Highly Unstable Deal Would Install Merkel as Chancellor

I’m actually reasonably pleased with this result:

BERLIN – Conservative leader Angela Merkel said Monday she had reached a “good and fair” deal that will make her Germany’s first female chancellor in a power-sharing agreement that would end Gerhard Schroeder’s seven years in office.

Under the agreement, which ends a three-week political deadlock, Merkel would have to give most of the seats in the new Cabinet to Schroeder’s Social Democrats as the price of governing, including top jobs such as foreign minister. Merkel also said good relations with the United States — another possible sticking point with Schroeder’s party — would be a priority. “I am convinced that good trans-Atlantic relations are an important task and that they are in Germany’s interests,” she said.

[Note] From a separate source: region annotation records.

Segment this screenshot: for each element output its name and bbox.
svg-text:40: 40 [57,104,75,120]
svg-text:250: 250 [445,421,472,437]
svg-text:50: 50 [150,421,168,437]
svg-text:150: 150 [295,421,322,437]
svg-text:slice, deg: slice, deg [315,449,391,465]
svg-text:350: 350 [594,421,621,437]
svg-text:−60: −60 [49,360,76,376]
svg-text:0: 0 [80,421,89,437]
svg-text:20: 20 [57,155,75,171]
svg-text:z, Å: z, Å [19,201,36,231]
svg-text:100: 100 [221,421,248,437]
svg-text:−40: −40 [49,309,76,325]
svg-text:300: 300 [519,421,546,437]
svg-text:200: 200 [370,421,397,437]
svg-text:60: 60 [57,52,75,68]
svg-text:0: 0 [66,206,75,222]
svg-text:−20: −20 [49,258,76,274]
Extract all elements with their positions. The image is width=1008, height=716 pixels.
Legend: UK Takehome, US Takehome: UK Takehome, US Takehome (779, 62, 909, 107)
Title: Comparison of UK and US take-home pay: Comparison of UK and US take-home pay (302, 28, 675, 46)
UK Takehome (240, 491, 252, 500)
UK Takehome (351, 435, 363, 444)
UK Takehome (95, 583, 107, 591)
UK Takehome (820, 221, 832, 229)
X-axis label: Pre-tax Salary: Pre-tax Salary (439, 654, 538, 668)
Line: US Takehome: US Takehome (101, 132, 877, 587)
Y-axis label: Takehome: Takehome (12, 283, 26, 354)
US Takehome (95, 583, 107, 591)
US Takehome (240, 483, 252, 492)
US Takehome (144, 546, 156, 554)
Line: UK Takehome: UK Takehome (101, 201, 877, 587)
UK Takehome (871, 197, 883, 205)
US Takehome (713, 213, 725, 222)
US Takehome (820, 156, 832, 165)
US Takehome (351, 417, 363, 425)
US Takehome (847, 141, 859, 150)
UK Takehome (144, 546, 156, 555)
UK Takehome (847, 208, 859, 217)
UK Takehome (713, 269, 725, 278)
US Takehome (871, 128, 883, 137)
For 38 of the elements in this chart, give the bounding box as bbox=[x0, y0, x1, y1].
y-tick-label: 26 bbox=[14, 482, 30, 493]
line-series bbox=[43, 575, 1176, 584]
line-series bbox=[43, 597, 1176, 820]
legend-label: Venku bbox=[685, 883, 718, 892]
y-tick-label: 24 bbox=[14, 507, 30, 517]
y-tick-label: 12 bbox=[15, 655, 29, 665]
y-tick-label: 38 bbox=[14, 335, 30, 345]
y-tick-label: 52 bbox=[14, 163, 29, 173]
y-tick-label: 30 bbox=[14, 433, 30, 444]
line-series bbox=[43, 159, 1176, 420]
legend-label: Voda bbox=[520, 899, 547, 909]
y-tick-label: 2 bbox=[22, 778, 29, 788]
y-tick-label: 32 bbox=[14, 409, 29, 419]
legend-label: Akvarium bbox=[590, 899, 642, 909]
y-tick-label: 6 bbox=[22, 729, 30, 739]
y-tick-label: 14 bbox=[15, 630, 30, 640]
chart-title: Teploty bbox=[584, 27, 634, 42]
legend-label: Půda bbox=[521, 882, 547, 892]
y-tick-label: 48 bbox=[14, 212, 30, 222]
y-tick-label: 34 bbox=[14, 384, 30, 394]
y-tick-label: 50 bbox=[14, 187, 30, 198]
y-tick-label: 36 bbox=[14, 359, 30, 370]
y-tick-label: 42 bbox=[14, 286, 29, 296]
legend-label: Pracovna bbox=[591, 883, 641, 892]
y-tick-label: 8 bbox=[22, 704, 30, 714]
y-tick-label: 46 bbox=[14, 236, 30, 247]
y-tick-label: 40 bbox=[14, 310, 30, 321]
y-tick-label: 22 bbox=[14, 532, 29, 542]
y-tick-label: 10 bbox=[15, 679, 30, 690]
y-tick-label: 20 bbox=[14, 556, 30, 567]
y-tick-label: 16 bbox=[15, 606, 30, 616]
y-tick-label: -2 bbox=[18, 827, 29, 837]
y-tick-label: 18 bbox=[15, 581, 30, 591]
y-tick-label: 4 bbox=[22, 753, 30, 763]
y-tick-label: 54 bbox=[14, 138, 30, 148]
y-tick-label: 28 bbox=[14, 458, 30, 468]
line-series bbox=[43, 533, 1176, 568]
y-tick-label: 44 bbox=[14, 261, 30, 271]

Given the state of anti-Americanism in Germany, the best we could hope for was to knock Germany out of Franco-German coalition. This will not only do that, but also keep Germany in a state of such perpetual instability that it will be effectively paralyzed. If that deepens or prolongs its recession, then the effect will be to weaken the entire EU experiment. Given that the EU is like a Seinfeld episode writ across the face of a continent–by which I mean that it’s “about” nothing–it’s for the best that the nations of Central and Eastern Europe should have more time to rise, prosper, and gain influence within Europe before EU bureaucracy is set in stone.

The bad news is that the party that retains the Chancellorship will get the blame if, as is likely, the recession does continue. Schroeder will now be able to fight against reforms from the sidelines while the CDU takes a beating for the many things that will go wrong. This could set the stage for an SDP comeback.